# headlights



## specv_21 (Nov 16, 2005)

my haedlights are becoming foggy or yellow i think is the cover  but i dont know if i should buy new ones, or if theres a way to clean them and if there is can you tell me thanks.


----------



## nizmo_raceing (Mar 22, 2006)

*I think you have to buy new ones? becouse my sentras headlights are also foggy, i tould a guy at Advance Auto Parts and he said we would just have to get new because if we clean it up the things inside are very fragile and might break. but if you find any other way to clean, can you please tell me thanks.*


----------



## wissnx01 (Aug 7, 2003)

Great job on the SEARCHing. As there is a sticky on how to clean the lenses. Short of buying replacement lenses, this is the way to go, at about half the cost.

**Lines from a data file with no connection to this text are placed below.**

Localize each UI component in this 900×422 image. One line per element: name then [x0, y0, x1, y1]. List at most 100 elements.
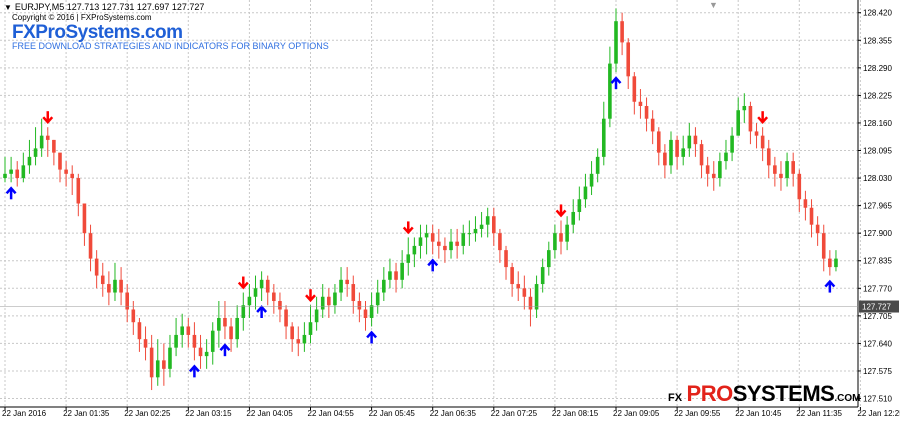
candle-body	[308, 322, 313, 335]
y-tick-label: 128.095	[863, 147, 892, 156]
candle-body	[9, 169, 13, 174]
y-tick-label: 128.290	[863, 64, 892, 73]
candle-body	[748, 105, 753, 132]
candle-body	[137, 322, 142, 340]
candle-body	[565, 224, 569, 242]
candle-body	[626, 42, 631, 77]
candle-body	[406, 254, 411, 263]
candle-body	[229, 326, 233, 340]
candle-body	[284, 309, 288, 327]
x-axis-ticks: 22 Jan 2016 22 Jan 01:35 22 Jan 02:25 22 Ja…	[2, 407, 900, 418]
candle-body	[333, 292, 337, 306]
candle-body	[327, 296, 331, 306]
x-tick-label: 22 Jan 05:45	[369, 409, 416, 418]
candle-body	[479, 224, 484, 229]
candle-body	[705, 165, 710, 174]
y-tick-label: 127.965	[863, 202, 892, 211]
candle-body	[754, 131, 759, 136]
candle-body	[107, 284, 111, 293]
candle-body	[382, 279, 386, 293]
candle-body	[64, 169, 68, 174]
candle-body	[217, 317, 221, 331]
candle-body	[388, 271, 392, 280]
candle-body	[174, 334, 178, 348]
candle-body	[461, 233, 466, 246]
candle-body	[3, 173, 7, 179]
y-tick-label: 128.355	[863, 36, 892, 45]
candle-body	[663, 152, 667, 166]
candle-body	[681, 148, 686, 157]
candle-body	[363, 309, 368, 318]
candle-body	[302, 334, 307, 344]
candle-body	[644, 105, 649, 119]
candle-body	[449, 241, 453, 251]
copyright-text: Copyright © 2016 | FXProSystems.com	[12, 13, 152, 22]
candle-body	[33, 148, 38, 157]
candle-body	[168, 347, 172, 369]
watermark-pro: PRO	[686, 381, 734, 406]
candle-body	[760, 135, 765, 149]
candle-body	[687, 135, 692, 149]
candle-body	[540, 267, 545, 285]
candle-body	[113, 279, 117, 293]
x-tick-label: 22 Jan 03:15	[185, 409, 232, 418]
candle-body	[693, 135, 698, 145]
candle-body	[577, 199, 582, 212]
candle-body	[180, 326, 184, 335]
collapse-triangle-icon[interactable]: ▼	[4, 3, 12, 12]
candle-body	[443, 245, 447, 251]
candle-body	[235, 317, 239, 340]
candle-body	[699, 144, 704, 166]
price-chart[interactable]: 128.420 128.355 128.290 128.225 128.160 128.0…	[0, 0, 900, 422]
candle-body	[467, 233, 472, 235]
candle-body	[357, 301, 362, 310]
candle-body	[534, 284, 539, 310]
candle-body	[272, 292, 276, 302]
candle-body	[259, 279, 264, 289]
candle-body	[669, 139, 673, 166]
candle-body	[247, 296, 252, 306]
candle-body	[718, 161, 722, 179]
candle-body	[241, 305, 246, 318]
y-axis-ticks: 128.420 128.355 128.290 128.225 128.160 128.0…	[858, 9, 892, 404]
x-tick-label: 22 Jan 01:35	[63, 409, 110, 418]
y-tick-label: 127.900	[863, 229, 892, 238]
candle-body	[52, 139, 56, 153]
candle-body	[620, 21, 624, 43]
candle-body	[265, 279, 270, 293]
candle-body	[791, 161, 795, 174]
candle-body	[155, 360, 160, 378]
candle-body	[504, 250, 508, 268]
shift-marker-icon[interactable]: ▼	[709, 0, 718, 10]
candle-body	[742, 105, 747, 111]
candle-body	[553, 233, 557, 251]
candle-body	[522, 288, 527, 297]
candle-body	[100, 275, 105, 285]
candle-body	[485, 216, 490, 225]
candle-body	[210, 330, 215, 352]
candle-body	[186, 326, 191, 335]
candle-body	[815, 224, 820, 234]
candle-body	[418, 237, 423, 246]
candle-body	[571, 211, 576, 225]
candle-body	[290, 326, 294, 340]
candle-body	[797, 173, 802, 200]
candle-body	[192, 334, 197, 348]
candle-body	[809, 207, 814, 225]
candle-body	[492, 216, 496, 234]
candle-body	[345, 279, 349, 285]
candle-body	[803, 199, 808, 208]
candle-body	[76, 178, 81, 204]
candle-body	[430, 233, 435, 242]
candle-body	[601, 118, 606, 157]
candle-body	[88, 233, 93, 259]
candle-body	[779, 173, 783, 179]
candle-body	[394, 271, 398, 280]
x-tick-label: 22 Jan 02:25	[124, 409, 171, 418]
candle-body	[583, 186, 588, 200]
candle-body	[119, 279, 123, 293]
candle-body	[375, 292, 380, 306]
candle-body	[730, 135, 734, 153]
x-tick-label: 22 Jan 04:55	[308, 409, 355, 418]
x-tick-label: 22 Jan 10:45	[735, 409, 782, 418]
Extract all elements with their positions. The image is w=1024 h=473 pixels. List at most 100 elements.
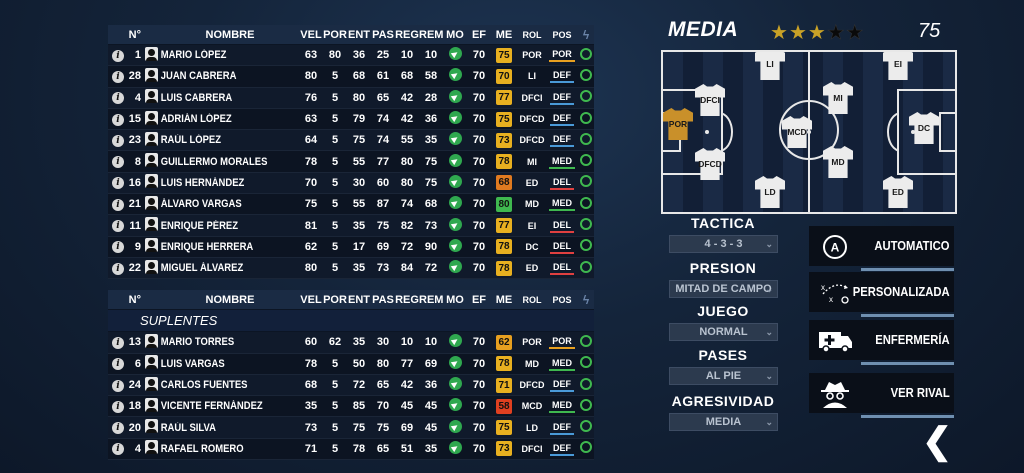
player-role[interactable]: DFCD xyxy=(517,135,547,145)
header-por[interactable]: POR xyxy=(323,294,347,306)
formation-shirt-ld[interactable]: LD xyxy=(755,176,785,208)
player-role[interactable]: MD xyxy=(517,359,547,369)
player-name[interactable]: RAÚL LÓPEZ xyxy=(159,134,279,146)
header-ef[interactable]: EF xyxy=(467,29,491,41)
player-name[interactable]: RAFAEL ROMERO xyxy=(159,443,279,455)
option-select-presion[interactable]: MITAD DE CAMPO ⌄ xyxy=(669,280,778,298)
header-pas[interactable]: PAS xyxy=(371,29,395,41)
info-icon[interactable]: i xyxy=(112,443,124,456)
player-role[interactable]: DFCI xyxy=(517,93,547,103)
header-vel[interactable]: VEL xyxy=(299,294,323,306)
player-name[interactable]: LUIS HERNÁNDEZ xyxy=(159,177,279,189)
player-role[interactable]: LI xyxy=(517,71,547,81)
player-row[interactable]: i 11 ENRIQUE PÉREZ 81 5 35 75 82 73 70 77 EI DEL xyxy=(108,215,594,237)
player-role[interactable]: MD xyxy=(517,199,547,209)
player-name[interactable]: GUILLERMO MORALES xyxy=(159,156,279,168)
formation-shirt-mi[interactable]: MI xyxy=(823,82,853,114)
player-row[interactable]: i 23 RAÚL LÓPEZ 64 5 75 74 55 35 70 73 DFCD DEF xyxy=(108,130,594,152)
player-role[interactable]: POR xyxy=(517,337,547,347)
player-row[interactable]: i 20 RAÚL SILVA 73 5 75 75 69 45 70 75 LD DEF xyxy=(108,417,594,439)
player-row[interactable]: i 4 LUIS CABRERA 76 5 80 65 42 28 70 77 DFCI DEF xyxy=(108,87,594,109)
formation-shirt-ei[interactable]: EI xyxy=(883,52,913,80)
header-name[interactable]: NOMBRE xyxy=(159,294,299,306)
formation-shirt-dc[interactable]: DC xyxy=(909,112,939,144)
header-ent[interactable]: ENT xyxy=(347,29,371,41)
player-name[interactable]: CARLOS FUENTES xyxy=(159,379,279,391)
option-select-agresividad[interactable]: MEDIA ⌄ xyxy=(669,413,778,431)
action-ambulance-button[interactable]: ENFERMERÍA xyxy=(809,320,954,365)
info-icon[interactable]: i xyxy=(112,92,124,105)
back-button[interactable]: ❮ xyxy=(922,420,952,462)
player-name[interactable]: LUIS CABRERA xyxy=(159,92,279,104)
header-rol[interactable]: ROL xyxy=(517,295,547,305)
header-ef[interactable]: EF xyxy=(467,294,491,306)
player-row[interactable]: i 13 MARIO TORRES 60 62 35 30 10 10 70 62 POR POR xyxy=(108,332,594,354)
player-row[interactable]: i 15 ADRIÁN LÓPEZ 63 5 79 74 42 36 70 75 DFCD DEF xyxy=(108,108,594,131)
player-role[interactable]: DFCI xyxy=(517,444,547,454)
player-role[interactable]: ED xyxy=(517,178,547,188)
player-role[interactable]: LD xyxy=(517,423,547,433)
player-name[interactable]: MIGUEL ÁLVAREZ xyxy=(159,262,279,274)
header-vel[interactable]: VEL xyxy=(299,29,323,41)
player-role[interactable]: DFCD xyxy=(517,380,547,390)
info-icon[interactable]: i xyxy=(112,358,124,371)
header-pos[interactable]: POS xyxy=(547,295,577,305)
player-name[interactable]: ÁLVARO VARGAS xyxy=(159,198,279,210)
player-name[interactable]: ENRIQUE PÉREZ xyxy=(159,220,279,232)
header-me[interactable]: ME xyxy=(491,29,517,41)
formation-shirt-mcd[interactable]: MCD xyxy=(782,116,812,148)
player-role[interactable]: EI xyxy=(517,221,547,231)
info-icon[interactable]: i xyxy=(112,422,124,435)
info-icon[interactable]: i xyxy=(112,220,124,233)
player-role[interactable]: POR xyxy=(517,50,547,60)
action-tactic-board-button[interactable]: x x PERSONALIZADA xyxy=(809,272,954,317)
player-role[interactable]: ED xyxy=(517,263,547,273)
formation-pitch[interactable]: POR DFCI DFCD LI LD MCD MI MD EI DC ED xyxy=(661,50,957,214)
info-icon[interactable]: i xyxy=(112,400,124,413)
header-mo[interactable]: MO xyxy=(443,29,467,41)
info-icon[interactable]: i xyxy=(112,113,124,126)
player-row[interactable]: i 28 JUAN CABRERA 80 5 68 61 68 58 70 70 LI DEF xyxy=(108,66,594,88)
player-role[interactable]: DFCD xyxy=(517,114,547,124)
player-name[interactable]: ADRIÁN LÓPEZ xyxy=(159,113,279,125)
player-row[interactable]: i 21 ÁLVARO VARGAS 75 5 55 87 74 68 70 80 MD MED xyxy=(108,194,594,216)
info-icon[interactable]: i xyxy=(112,177,124,190)
player-row[interactable]: i 8 GUILLERMO MORALES 78 5 55 77 80 75 70 78 MI MED xyxy=(108,151,594,173)
player-name[interactable]: ENRIQUE HERRERA xyxy=(159,241,279,253)
player-row[interactable]: i 16 LUIS HERNÁNDEZ 70 5 30 60 80 75 70 68 ED DEL xyxy=(108,172,594,195)
player-row[interactable]: i 6 LUIS VARGAS 78 5 50 80 77 69 70 78 MD MED xyxy=(108,353,594,375)
header-pas[interactable]: PAS xyxy=(371,294,395,306)
header-ent[interactable]: ENT xyxy=(347,294,371,306)
info-icon[interactable]: i xyxy=(112,262,124,275)
player-name[interactable]: VICENTE FERNÁNDEZ xyxy=(159,400,279,412)
info-icon[interactable]: i xyxy=(112,156,124,169)
action-spy-button[interactable]: VER RIVAL xyxy=(809,373,954,418)
header-rem[interactable]: REM xyxy=(419,29,443,41)
player-row[interactable]: i 22 MIGUEL ÁLVAREZ 80 5 35 73 84 72 70 78 ED DEL xyxy=(108,257,594,280)
player-name[interactable]: LUIS VARGAS xyxy=(159,358,279,370)
header-reg[interactable]: REG xyxy=(395,294,419,306)
info-icon[interactable]: i xyxy=(112,70,124,83)
info-icon[interactable]: i xyxy=(112,379,124,392)
player-row[interactable]: i 18 VICENTE FERNÁNDEZ 35 5 85 70 45 45 70 58 MCD ME… xyxy=(108,396,594,418)
info-icon[interactable]: i xyxy=(112,198,124,211)
formation-shirt-dfci[interactable]: DFCI xyxy=(695,84,725,116)
formation-shirt-md[interactable]: MD xyxy=(823,146,853,178)
action-auto-button[interactable]: A AUTOMATICO xyxy=(809,226,954,271)
player-name[interactable]: MARIO TORRES xyxy=(159,336,279,348)
formation-shirt-dfcd[interactable]: DFCD xyxy=(695,148,725,180)
player-row[interactable]: i 4 RAFAEL ROMERO 71 5 78 65 51 35 70 73 DFCI DEF xyxy=(108,438,594,461)
header-rol[interactable]: ROL xyxy=(517,30,547,40)
formation-shirt-li[interactable]: LI xyxy=(755,52,785,80)
header-me[interactable]: ME xyxy=(491,294,517,306)
info-icon[interactable]: i xyxy=(112,241,124,254)
formation-shirt-ed[interactable]: ED xyxy=(883,176,913,208)
option-select-tactica[interactable]: 4 - 3 - 3 ⌄ xyxy=(669,235,778,253)
player-name[interactable]: MARIO LÓPEZ xyxy=(159,49,279,61)
header-rem[interactable]: REM xyxy=(419,294,443,306)
lightning-icon[interactable]: ϟ xyxy=(583,28,589,42)
header-por[interactable]: POR xyxy=(323,29,347,41)
player-name[interactable]: RAÚL SILVA xyxy=(159,422,279,434)
header-mo[interactable]: MO xyxy=(443,294,467,306)
info-icon[interactable]: i xyxy=(112,336,124,349)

http://nissanforums.com/showthread.php?t=87623


----------



## stone (Jul 7, 2005)

waxing on the covers would help. many sentras do the same here


----------



## sentrapower93 (May 11, 2002)

When i had my b13 the headlights were yellow and nasty, i read that thread about wet sanding them etc.But i decided to try some Mothers plastic polish first, and they turned out looking 100% better than before after a few coats. I'll be using the Mothers polish on my b15 also to keep my headlights looking new.


----------



## leigh08 (Aug 9, 2005)

you may try some cleaners, or some wax. i also heard others do wet sanding. if nothing works, you can replace your headlights with a new one.


----------



## thestunts200sx (Jul 11, 2005)

they sell polosh specific to headlights..... DO NOT USE WAX ...itll melt off....duh.


And you can always bake it open to clean the inside of the lens and so forth.


----------